Treasurer Daniel Mookhey said, ‘We promised meaningful industrial relations reform and today this has been delivered. It has been a long, difficult twelve and a half years for public sector and essential workers in NSW – but that is now at an end.
‘The wages cap is gone and workers will be able to negotiate for a fair and decent wage increase,’ he said.
‘The blunt, unsophisticated instrument of the former government’s approach has been replaced by a resumption of genuine, meaningful public sector bargaining.’
A new approach
The Minns Government says the passage of these new laws, in the final sitting week of parliament for the year, marks the beginning of a more considered and independent way of settling industrial relations disputes, and negotiating wages and conditions, with agencies and unions now able to sit down together and find mutually agreed improvements to pay and conditions in NSW.
The new IR laws remove the power to cap wages, removing the government’s ability to meddle in the work of the Industrial Relations Commission, which sets awards and settles disputes.

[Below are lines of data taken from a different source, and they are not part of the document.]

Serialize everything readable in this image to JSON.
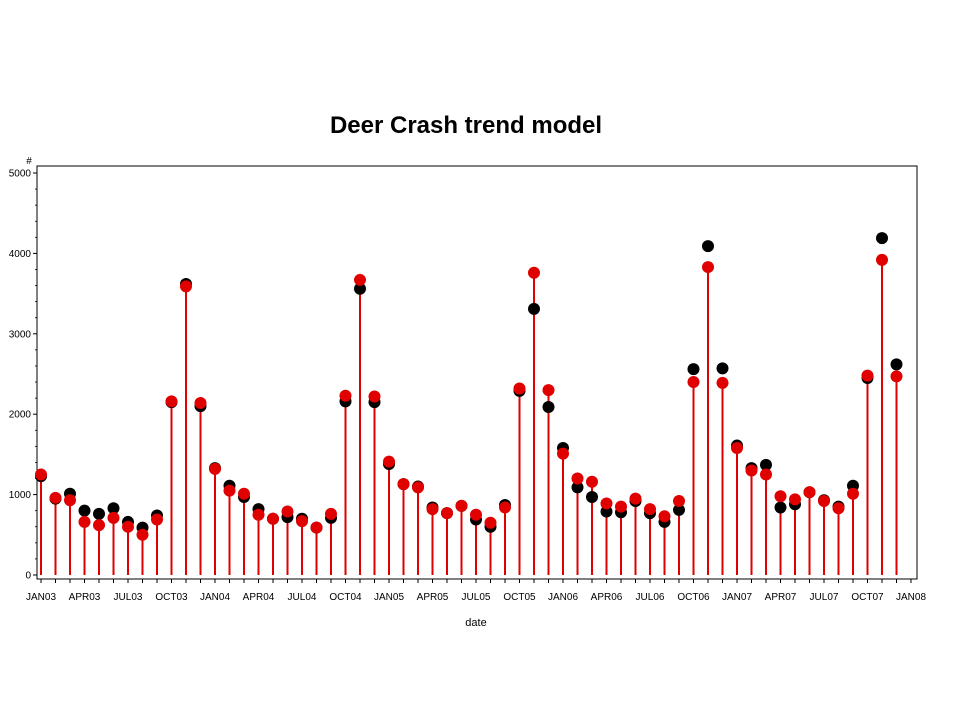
{
  "chart_data": {
    "type": "scatter",
    "title": "Deer Crash trend model",
    "xlabel": "date",
    "ylabel": "#",
    "ylim": [
      0,
      5000
    ],
    "yticks": [
      0,
      1000,
      2000,
      3000,
      4000,
      5000
    ],
    "xtick_labels": [
      "JAN03",
      "APR03",
      "JUL03",
      "OCT03",
      "JAN04",
      "APR04",
      "JUL04",
      "OCT04",
      "JAN05",
      "APR05",
      "JUL05",
      "OCT05",
      "JAN06",
      "APR06",
      "JUL06",
      "OCT06",
      "JAN07",
      "APR07",
      "JUL07",
      "OCT07",
      "JAN08"
    ],
    "x": [
      "JAN03",
      "FEB03",
      "MAR03",
      "APR03",
      "MAY03",
      "JUN03",
      "JUL03",
      "AUG03",
      "SEP03",
      "OCT03",
      "NOV03",
      "DEC03",
      "JAN04",
      "FEB04",
      "MAR04",
      "APR04",
      "MAY04",
      "JUN04",
      "JUL04",
      "AUG04",
      "SEP04",
      "OCT04",
      "NOV04",
      "DEC04",
      "JAN05",
      "FEB05",
      "MAR05",
      "APR05",
      "MAY05",
      "JUN05",
      "JUL05",
      "AUG05",
      "SEP05",
      "OCT05",
      "NOV05",
      "DEC05",
      "JAN06",
      "FEB06",
      "MAR06",
      "APR06",
      "MAY06",
      "JUN06",
      "JUL06",
      "AUG06",
      "SEP06",
      "OCT06",
      "NOV06",
      "DEC06",
      "JAN07",
      "FEB07",
      "MAR07",
      "APR07",
      "MAY07",
      "JUN07",
      "JUL07",
      "AUG07",
      "SEP07",
      "OCT07",
      "NOV07",
      "DEC07"
    ],
    "series": [
      {
        "color": "#000000",
        "marker": "dot",
        "values": [
          1230,
          950,
          1010,
          800,
          760,
          830,
          660,
          590,
          740,
          2150,
          3620,
          2100,
          1330,
          1110,
          970,
          820,
          700,
          720,
          700,
          590,
          710,
          2160,
          3560,
          2150,
          1380,
          1130,
          1100,
          840,
          770,
          860,
          690,
          600,
          870,
          2290,
          3310,
          2090,
          1580,
          1090,
          970,
          790,
          780,
          920,
          770,
          660,
          810,
          2560,
          4090,
          2570,
          1610,
          1330,
          1370,
          840,
          880,
          1030,
          930,
          850,
          1110,
          2450,
          4190,
          2620
        ]
      },
      {
        "color": "#e00000",
        "marker": "needle",
        "values": [
          1250,
          960,
          930,
          660,
          620,
          710,
          600,
          500,
          690,
          2160,
          3590,
          2140,
          1320,
          1050,
          1010,
          750,
          700,
          790,
          670,
          590,
          760,
          2230,
          3670,
          2220,
          1410,
          1130,
          1090,
          820,
          770,
          860,
          750,
          650,
          840,
          2320,
          3760,
          2300,
          1510,
          1200,
          1160,
          890,
          850,
          950,
          820,
          730,
          920,
          2400,
          3830,
          2390,
          1580,
          1300,
          1250,
          980,
          940,
          1030,
          920,
          830,
          1010,
          2480,
          3920,
          2470
        ]
      }
    ]
  }
}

The NSW Industrial Court, which was weakened and dismantled under the former government, will be re-established, including the appointment of expert judges, who will preside over workplace health and safety matters and underpayments.

A victory for workers
Minister for Industrial Relations, Sophie Cotsis, said ‘I congratulate health workers, nurses, paramedics, police, child protection workers, teachers, cleaners, firefighters, transport workers and many more essential workers who spent years campaigning to scrap the wages cap. This is their victory.
‘NSW will have a modern industrial relations system that enables fair wages to be negotiated and disputes to be resolved,’ she said.
‘The former government’s wages cap and wage suppression created a recruitment and retention crisis in public services, and this is the beginning of reversing that damage.’
She says the Minns Labor Government was elected with a clear mandate to scrap the wages cap and sit down for genuine negotiation with frontline workers, improving working conditions and attracting new people to those vital roles, with that process now well underway.